– Бохис, помните, я пхосил вас пхочесть мне вслух один гениальный сценахий? – спросил Ласло.

– Да, да, – ответил тот, раскладывая кисти. – Кошмарное произведение. Где советский следователь поет песни? Что-то несусветное…

Физиономия бывшего монаха в миру заиграла всеми оттенками удовольствия. Я почему-то страшно обиделась.

«Вот этот самый отвратный, – подумала я о художнике, – мерзкий, лысый, наглый провинциал!»

Это был мой будущий муж. И я надеюсь, Судьба окажется ко мне столь милосердной, что до конца своих дней, проснувшись и повернув голову, я буду натыкаться взглядом на эту лысину. Со всем остальным я смирилась. Например, с тем, что опять я сплю в мастерской, среди расставленных повсюду холстов, и время от времени ночью на меня падает неоконченный мой портрет, неосторожно задетый во сне рукой или ногой…

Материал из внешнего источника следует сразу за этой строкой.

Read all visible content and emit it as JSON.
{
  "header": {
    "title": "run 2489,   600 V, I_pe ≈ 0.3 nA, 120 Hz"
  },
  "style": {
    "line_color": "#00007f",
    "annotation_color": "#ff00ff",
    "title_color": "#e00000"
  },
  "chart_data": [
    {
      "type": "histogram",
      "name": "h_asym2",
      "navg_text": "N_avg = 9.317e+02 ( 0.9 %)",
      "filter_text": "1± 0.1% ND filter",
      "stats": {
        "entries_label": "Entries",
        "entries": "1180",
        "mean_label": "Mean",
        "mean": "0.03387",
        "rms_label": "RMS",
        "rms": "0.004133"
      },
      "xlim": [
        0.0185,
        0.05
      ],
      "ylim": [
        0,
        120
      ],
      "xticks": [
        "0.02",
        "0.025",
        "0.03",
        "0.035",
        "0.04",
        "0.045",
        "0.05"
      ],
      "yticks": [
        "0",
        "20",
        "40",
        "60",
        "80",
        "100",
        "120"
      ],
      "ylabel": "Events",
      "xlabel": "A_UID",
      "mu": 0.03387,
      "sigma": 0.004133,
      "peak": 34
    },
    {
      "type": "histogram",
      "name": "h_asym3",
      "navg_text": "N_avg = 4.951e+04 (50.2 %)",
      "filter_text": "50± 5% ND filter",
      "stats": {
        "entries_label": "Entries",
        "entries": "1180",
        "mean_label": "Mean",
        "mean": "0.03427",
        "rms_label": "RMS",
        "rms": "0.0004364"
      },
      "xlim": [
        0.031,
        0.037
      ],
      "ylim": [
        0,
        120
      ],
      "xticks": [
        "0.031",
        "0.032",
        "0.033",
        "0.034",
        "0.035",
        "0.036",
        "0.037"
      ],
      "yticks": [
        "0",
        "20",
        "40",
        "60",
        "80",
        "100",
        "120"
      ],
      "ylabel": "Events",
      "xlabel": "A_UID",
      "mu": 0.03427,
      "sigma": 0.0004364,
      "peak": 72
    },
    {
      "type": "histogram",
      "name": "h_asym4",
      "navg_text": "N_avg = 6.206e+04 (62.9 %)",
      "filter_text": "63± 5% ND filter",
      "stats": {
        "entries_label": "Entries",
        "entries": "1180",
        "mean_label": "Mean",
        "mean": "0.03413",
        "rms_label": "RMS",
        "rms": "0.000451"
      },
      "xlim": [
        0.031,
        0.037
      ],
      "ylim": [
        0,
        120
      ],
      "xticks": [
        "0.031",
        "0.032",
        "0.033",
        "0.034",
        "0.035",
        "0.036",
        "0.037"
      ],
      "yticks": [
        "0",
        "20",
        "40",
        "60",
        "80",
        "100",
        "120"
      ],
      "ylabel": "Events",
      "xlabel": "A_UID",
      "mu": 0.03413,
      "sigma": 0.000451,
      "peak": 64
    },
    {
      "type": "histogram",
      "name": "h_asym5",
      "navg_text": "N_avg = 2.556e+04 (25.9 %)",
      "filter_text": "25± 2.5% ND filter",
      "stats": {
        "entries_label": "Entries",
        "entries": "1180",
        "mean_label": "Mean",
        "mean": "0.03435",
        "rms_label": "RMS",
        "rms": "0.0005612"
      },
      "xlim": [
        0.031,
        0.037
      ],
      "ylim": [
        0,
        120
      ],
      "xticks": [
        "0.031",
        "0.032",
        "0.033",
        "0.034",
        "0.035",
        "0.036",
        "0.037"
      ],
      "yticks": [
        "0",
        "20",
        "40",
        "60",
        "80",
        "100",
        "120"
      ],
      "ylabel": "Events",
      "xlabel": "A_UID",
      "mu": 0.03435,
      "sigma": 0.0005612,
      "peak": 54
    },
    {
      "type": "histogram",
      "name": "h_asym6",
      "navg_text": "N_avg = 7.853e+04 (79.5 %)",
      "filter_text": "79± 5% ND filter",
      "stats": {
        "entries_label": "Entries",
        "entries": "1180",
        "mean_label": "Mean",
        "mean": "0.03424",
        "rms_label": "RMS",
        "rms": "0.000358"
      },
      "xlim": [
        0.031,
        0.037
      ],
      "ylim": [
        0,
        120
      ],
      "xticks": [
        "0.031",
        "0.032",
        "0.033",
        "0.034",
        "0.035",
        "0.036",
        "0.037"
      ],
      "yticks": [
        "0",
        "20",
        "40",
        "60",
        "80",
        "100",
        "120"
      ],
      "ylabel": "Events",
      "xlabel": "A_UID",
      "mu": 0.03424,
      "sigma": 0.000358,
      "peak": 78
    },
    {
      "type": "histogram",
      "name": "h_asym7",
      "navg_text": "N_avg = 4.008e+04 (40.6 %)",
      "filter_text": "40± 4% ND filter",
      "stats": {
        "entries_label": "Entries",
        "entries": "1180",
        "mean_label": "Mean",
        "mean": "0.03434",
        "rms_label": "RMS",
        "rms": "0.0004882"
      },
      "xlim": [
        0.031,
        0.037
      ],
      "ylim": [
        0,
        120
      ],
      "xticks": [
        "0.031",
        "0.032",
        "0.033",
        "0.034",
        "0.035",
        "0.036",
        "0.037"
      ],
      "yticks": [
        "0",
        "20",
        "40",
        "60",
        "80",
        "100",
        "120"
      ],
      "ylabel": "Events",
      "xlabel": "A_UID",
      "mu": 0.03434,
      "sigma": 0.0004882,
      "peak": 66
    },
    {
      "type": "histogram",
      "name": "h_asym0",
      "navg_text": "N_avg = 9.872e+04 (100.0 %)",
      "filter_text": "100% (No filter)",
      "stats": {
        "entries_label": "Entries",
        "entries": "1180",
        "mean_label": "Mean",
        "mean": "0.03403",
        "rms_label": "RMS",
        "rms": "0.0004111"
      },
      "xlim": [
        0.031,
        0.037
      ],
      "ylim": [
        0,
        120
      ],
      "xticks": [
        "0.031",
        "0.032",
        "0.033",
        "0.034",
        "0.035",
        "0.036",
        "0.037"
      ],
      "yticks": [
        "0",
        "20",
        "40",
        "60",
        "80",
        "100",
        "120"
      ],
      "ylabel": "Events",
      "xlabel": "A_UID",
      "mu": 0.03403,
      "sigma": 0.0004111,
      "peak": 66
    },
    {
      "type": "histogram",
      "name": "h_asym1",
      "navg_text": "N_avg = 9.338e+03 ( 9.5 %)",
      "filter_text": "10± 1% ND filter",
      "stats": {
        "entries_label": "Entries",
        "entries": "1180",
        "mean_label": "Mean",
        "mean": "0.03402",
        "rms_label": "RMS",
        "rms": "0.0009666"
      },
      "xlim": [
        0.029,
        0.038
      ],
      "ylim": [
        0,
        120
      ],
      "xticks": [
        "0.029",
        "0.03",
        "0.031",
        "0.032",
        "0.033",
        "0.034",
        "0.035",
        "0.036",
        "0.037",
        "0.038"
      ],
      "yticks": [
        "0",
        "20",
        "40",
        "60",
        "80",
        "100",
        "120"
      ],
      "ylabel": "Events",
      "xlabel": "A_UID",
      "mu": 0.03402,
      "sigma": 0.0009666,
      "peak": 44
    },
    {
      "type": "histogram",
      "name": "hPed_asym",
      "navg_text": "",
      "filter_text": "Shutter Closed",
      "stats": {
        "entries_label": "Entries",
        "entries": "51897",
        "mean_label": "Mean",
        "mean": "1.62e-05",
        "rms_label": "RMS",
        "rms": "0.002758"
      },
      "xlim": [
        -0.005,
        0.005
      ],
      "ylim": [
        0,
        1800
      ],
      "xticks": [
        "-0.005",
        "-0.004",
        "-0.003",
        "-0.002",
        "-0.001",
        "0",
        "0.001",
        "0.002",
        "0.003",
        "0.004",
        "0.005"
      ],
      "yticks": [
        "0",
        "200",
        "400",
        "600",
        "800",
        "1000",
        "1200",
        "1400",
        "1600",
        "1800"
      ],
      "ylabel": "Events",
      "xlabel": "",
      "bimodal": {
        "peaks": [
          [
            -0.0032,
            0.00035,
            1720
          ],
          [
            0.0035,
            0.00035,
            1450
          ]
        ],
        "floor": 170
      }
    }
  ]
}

Ласло, припрыгивая вокруг балерины, кружась, совершая, не скажу – балетные, но явно танцевальные па, требовал, чтобы «Бохис» немедленно познакомил нас со своими гениальными полотнами.

Художник зашел за свисающий с потолка в конце зала длинный серый занавес и стал выносить оттуда картины – холсты, натянутые на подрамник, картонки. Он отстраненно, как рабочий сцены, таскал картины из-за занавеса и обратно, как будто не имел к ним никакого отношения.

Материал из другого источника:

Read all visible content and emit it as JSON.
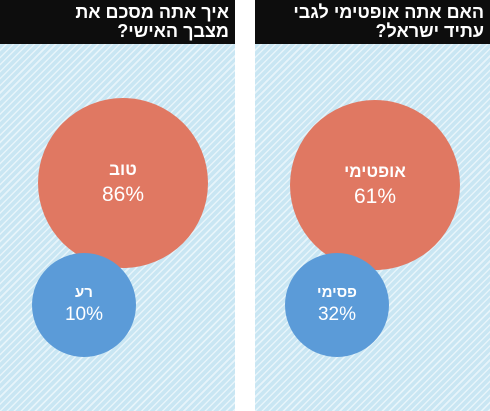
{
  "chart_data": [
    {
      "type": "bubble",
      "title_lines": [
        "איך אתה מסכם את",
        "מצבך האישי?"
      ],
      "series": [
        {
          "name": "טוב",
          "value": 86,
          "value_label": "86%",
          "color": "#e07862"
        },
        {
          "name": "רע",
          "value": 10,
          "value_label": "10%",
          "color": "#5b9bd8"
        }
      ]
    },
    {
      "type": "bubble",
      "title_lines": [
        "האם אתה אופטימי לגבי",
        "עתיד ישראל?"
      ],
      "series": [
        {
          "name": "אופטימי",
          "value": 61,
          "value_label": "61%",
          "color": "#e07862"
        },
        {
          "name": "פסימי",
          "value": 32,
          "value_label": "32%",
          "color": "#5b9bd8"
        }
      ]
    }
  ],
  "colors": {
    "title_bg": "#0d0d0d",
    "panel_bg": "#c9e6f3"
  }
}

Я ничего не поняла в этих работах. В то время я воспринимала только внятное фигуративное искусство. Веласкес. Рафаэль. Модильяни – с усилием.

А Ласло подскакивал к холстам, шевелил пальцами возле какого-нибудь синего пятна или расплывчато-серого силуэта и отскакивал назад, объясняя Леночке, в чем гениальность именно этого пятна или силуэта. После чего художник спокойно и как-то незаинтересованно утаскивал картину за занавес. Леночка держала полуулыбку, как держат спину в той или иной балетной позиции, и – молчала. Кажется, она так и не произнесла ни слова за все время.

Через полчаса Ласло заявил, что никогда в жизни еще не был счастлив, как сегодня, в кругу своих замечательных друзей. И если б не срочный, через час, отъезд в Ленинград, где в Кировском проходят интенсивные репетиции балета «Король Лир», в котором Леночка танцует Корделию, то ни за что и никогда он не расстался бы с нами. Он увез бы нас в Шарапову Охоту, приковал кандалами одного – к мольберту, другую – к письменному столу и заставил бы «Бохиса» писать и писать портрет «Кинодраматург за работой»…

Затем – целование ручек, размашистые в воздухе кресты, наконец они исчезли.

Художник подхватил в обе руки две последние картонки и понес за занавес.

– Не обижайтесь на Ласло, – послышался оттуда его голос, – он одинокий и сумрачный человек. Эксцентрик.

Пиротехник… Все эти шутихи и петарды – от страха перед жизнью…

Он вышел из-за занавеса и сказал:

– У меня сейчас дети, в два тридцать. А потом мы можем пообедать в столовой, тут рядом.

– Да нет, спасибо, – сказала я. – Мне пора идти.

– Напрасно, – сказал он, – столовая обкомовская, цены дешевые…

Стали появляться дети, малыши от пяти до семи лет. Художник облачился в синий халат, все-таки придающий ему нечто бухгалтерское, и стал раскладывать детям краски, разливать воду в банки. Наконец все расселись – рисовать картинку на тему «Мой друг».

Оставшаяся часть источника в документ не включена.